I know that this decision will cause pain for a lot of people, not the least those who are members of our family. But in the end this has become a conscience issue for me. I could not have gone to Hope Valley because I could not honestly have made the vows of a Lutheran pastor at my installation. If I went, I would have been doing so under false pretences.

There is so much more to say about this, but I find it very difficult to put into a short letter. I sent Mum and Dad a copy of my journal since last Easter, in the hope that it would help them understand my decision, and it is more than 40,000 words long (about 75 typed pages)--so it really is a very, very long story.

I hope I get the opportunity to sit and talk with you some time. I think that will be the only way that I could convey some of the reason for what I have chosen.

I am so very sorry that I could not have gone to Hope Valley. Like the call to Hermannsburg, it was never meant to be. Last time, I realised that as exciting as Hermannsburg would have been, it was not the way in which God was calling me. Thanks to that decision, I now have a wife and two wonderful daughters--something that at one stage I had thought would never happen. Now, I am acting in faith again, passing up what many would have seen as the perfect call, to follow where I think God is calling me. I trust that like the last time, this will also turn out for the best.

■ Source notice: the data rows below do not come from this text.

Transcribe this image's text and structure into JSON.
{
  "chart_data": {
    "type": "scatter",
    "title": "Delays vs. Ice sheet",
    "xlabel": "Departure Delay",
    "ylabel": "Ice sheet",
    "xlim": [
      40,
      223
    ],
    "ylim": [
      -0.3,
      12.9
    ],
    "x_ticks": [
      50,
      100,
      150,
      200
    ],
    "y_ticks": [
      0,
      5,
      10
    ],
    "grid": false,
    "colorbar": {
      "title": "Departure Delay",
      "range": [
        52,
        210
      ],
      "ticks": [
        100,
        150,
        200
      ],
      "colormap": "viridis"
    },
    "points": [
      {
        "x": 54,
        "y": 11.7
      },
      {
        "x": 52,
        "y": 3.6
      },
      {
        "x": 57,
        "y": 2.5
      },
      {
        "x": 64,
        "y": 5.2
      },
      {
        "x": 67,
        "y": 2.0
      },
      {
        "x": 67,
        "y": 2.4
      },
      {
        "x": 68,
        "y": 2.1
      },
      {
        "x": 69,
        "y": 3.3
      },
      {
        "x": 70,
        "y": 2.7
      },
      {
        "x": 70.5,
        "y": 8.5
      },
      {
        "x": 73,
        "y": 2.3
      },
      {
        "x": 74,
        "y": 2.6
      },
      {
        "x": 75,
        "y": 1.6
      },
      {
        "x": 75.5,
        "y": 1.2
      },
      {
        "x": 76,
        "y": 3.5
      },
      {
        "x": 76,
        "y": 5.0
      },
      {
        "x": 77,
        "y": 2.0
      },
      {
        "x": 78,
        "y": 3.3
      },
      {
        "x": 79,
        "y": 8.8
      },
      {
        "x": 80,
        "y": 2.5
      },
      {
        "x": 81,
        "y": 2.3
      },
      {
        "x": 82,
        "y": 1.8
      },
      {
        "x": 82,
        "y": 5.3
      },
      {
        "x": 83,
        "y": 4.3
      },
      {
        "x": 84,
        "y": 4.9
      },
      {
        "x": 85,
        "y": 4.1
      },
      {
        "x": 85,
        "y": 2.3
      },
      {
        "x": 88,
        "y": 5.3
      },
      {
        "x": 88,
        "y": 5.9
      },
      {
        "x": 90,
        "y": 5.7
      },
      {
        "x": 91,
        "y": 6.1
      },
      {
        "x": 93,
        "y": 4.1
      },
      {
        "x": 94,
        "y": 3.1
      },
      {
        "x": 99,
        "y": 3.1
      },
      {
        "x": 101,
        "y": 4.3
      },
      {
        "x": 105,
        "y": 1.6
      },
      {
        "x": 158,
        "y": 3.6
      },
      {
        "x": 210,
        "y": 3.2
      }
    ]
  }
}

Please pray for me. I pray that you will be able to accept my decision. We can never really be happy if we try to live in a way that goes against our own conscience. I am at peace with my decision now, even though it probably will cause a lot of heart ache for others.

God be with you.

All my love,

David.

Tuesday, 30th January 2001: in which I tell my story to my 'deanery' head

Continuing the story, I had to go to around to the St James' Church manse after the wedding rehearsal to pick up the wedding registrar. While there, I took the opportunity to tell Pastor W. what I had decided, given that he is the Zone Counsellor (equivalent of a 'deanery head'). He is also my father's cousin. He had a lot of questions, but at no stage did he say, “These questions don’t make sense”. I guess there will be many people to whom I will have to tell the whole story from scratch like this.

That night I listened to the Governor General’s Australia Day message. At the end of his message, he quoted the well known words of King George VI:

I said to the man at the gate of the year, give me a light. He replied: Put your hand into the hand of God, and it will be to you better than a light, and safer than a known way.
Nothing could be more appropriate for me at the moment.